- Full name: Jeremiah Loo Phay Xing
- Born: 28 September 1997 (age 28) Penang, Malaysia
- Height: 1.65 m (5 ft 5 in)

Gymnastics career
- Discipline: Men's artistic gymnastics
- Country represented: Malaysia
- Head coach: Ng Shu Liang
- Medal record
Representing Malaysia
Southeast Asian Games
| Gold medal – first place | 2017 Kuala Lumpur | Pommel horse |
| Silver medal – second place | 2017 Kuala Lumpur | Team |
| Silver medal – second place | 2015 Singapore | Horizontal bar |
| Bronze medal – third place | 2017 Kuala Lumpur | Horizontal bar |

= Loo Phay Xing =

Malaysian artistic gymnast (born 1997)

Jeremiah Loo Phay Xing (born 28 September 1997) is a Malaysian former artistic gymnast. He competed at the 2014 Summer Youth Olympics and the 2020 Summer Olympics.

== Gymnastics career ==
Loo began gymnastics when he was seven years old. He represented Malaysia at the 2014 Summer Youth Olympics and advanced to the all-around final, finishing 18th. Additionally, he advanced to the pommel horse and parallel bars finals, finishing eighth and seventh, respectively. He began competing at the senior level in 2015 and won a silver medal on the horizontal bar at the 2015 SEA Games, behind Vietnam's Đinh Phương Thành.

Loo helped Malaysia win a silver medal in the team competition at the 2017 SEA Games. Individually, he tied with his teammate Tan Fu Jie for the pommel horse title. This marked Malaysia's first SEA Games gold medal in men's artistic gymnastics since 2005. He also won a bronze medal on the horizontal bar.

Loo advanced to the all-around final at the 2018 Commonwealth Games and finished 17th. There, he also qualified for the pommel horse final and finished eighth. Then at the 2018 Asian Games, he placed 14th in the all-around competition, and he helped Malaysia place tenth in the team qualifications.

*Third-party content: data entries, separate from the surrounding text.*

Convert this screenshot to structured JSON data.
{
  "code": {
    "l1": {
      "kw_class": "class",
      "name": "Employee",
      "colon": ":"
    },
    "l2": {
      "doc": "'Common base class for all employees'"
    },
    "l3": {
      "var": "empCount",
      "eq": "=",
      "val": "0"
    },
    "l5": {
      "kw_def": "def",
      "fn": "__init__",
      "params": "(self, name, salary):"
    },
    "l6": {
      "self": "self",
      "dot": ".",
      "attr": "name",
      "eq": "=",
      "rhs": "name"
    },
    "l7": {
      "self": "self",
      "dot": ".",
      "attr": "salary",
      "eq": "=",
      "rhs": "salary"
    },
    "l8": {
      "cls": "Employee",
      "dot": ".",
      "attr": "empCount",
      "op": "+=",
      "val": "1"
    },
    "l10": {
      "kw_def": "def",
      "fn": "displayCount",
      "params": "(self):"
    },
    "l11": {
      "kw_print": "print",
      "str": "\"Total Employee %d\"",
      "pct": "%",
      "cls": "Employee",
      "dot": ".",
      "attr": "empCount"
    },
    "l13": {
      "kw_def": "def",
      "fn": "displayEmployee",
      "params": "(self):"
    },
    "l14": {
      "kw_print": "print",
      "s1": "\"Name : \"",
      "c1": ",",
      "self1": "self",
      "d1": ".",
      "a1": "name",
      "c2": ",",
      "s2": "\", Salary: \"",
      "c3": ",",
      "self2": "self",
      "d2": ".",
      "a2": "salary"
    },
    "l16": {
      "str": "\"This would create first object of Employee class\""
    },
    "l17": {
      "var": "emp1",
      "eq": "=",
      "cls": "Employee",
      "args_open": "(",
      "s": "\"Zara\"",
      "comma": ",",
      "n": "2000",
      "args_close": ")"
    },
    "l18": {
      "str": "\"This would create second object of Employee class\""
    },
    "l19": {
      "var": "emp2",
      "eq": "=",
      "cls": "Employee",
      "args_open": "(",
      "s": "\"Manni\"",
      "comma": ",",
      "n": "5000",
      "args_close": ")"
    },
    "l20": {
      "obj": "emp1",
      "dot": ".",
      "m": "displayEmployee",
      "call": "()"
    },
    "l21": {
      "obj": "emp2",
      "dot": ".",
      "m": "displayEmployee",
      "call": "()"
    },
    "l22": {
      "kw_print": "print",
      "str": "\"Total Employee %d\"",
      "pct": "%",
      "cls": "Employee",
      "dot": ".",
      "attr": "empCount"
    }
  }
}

Loo injured his left shoulder while training on the still rings in June 2019. Despite still being injured, he competed at the 2019 World Championships in the hopes of earning an Olympic berth, but he was unsuccessful. Then two weeks before the 2019 SEA Games, he re-injured his shoulder. He chose to only compete on the pommel horse, where he finished sixth.

Loo considered retirement after the 2019 season due to his injuries, but he continued to train and aimed to win an Olympic berth at the 2020 Asian Championships. Due to the postponement and eventual cancellation of the Asian Championships, the Olympic berths were reallocated based on the 2019 World Championships results, and Loo received a spot.

Loo represented Malaysia at the 2020 Summer Olympics and finished 62nd in the all-around during the qualification round. He became the second Malaysian Olympian in men's artistic gymnastics, after Ng Shu Wai competed at the 2004 Summer Olympics. He announced his retirement from gymnastics in February 2022, citing ongoing injury issues.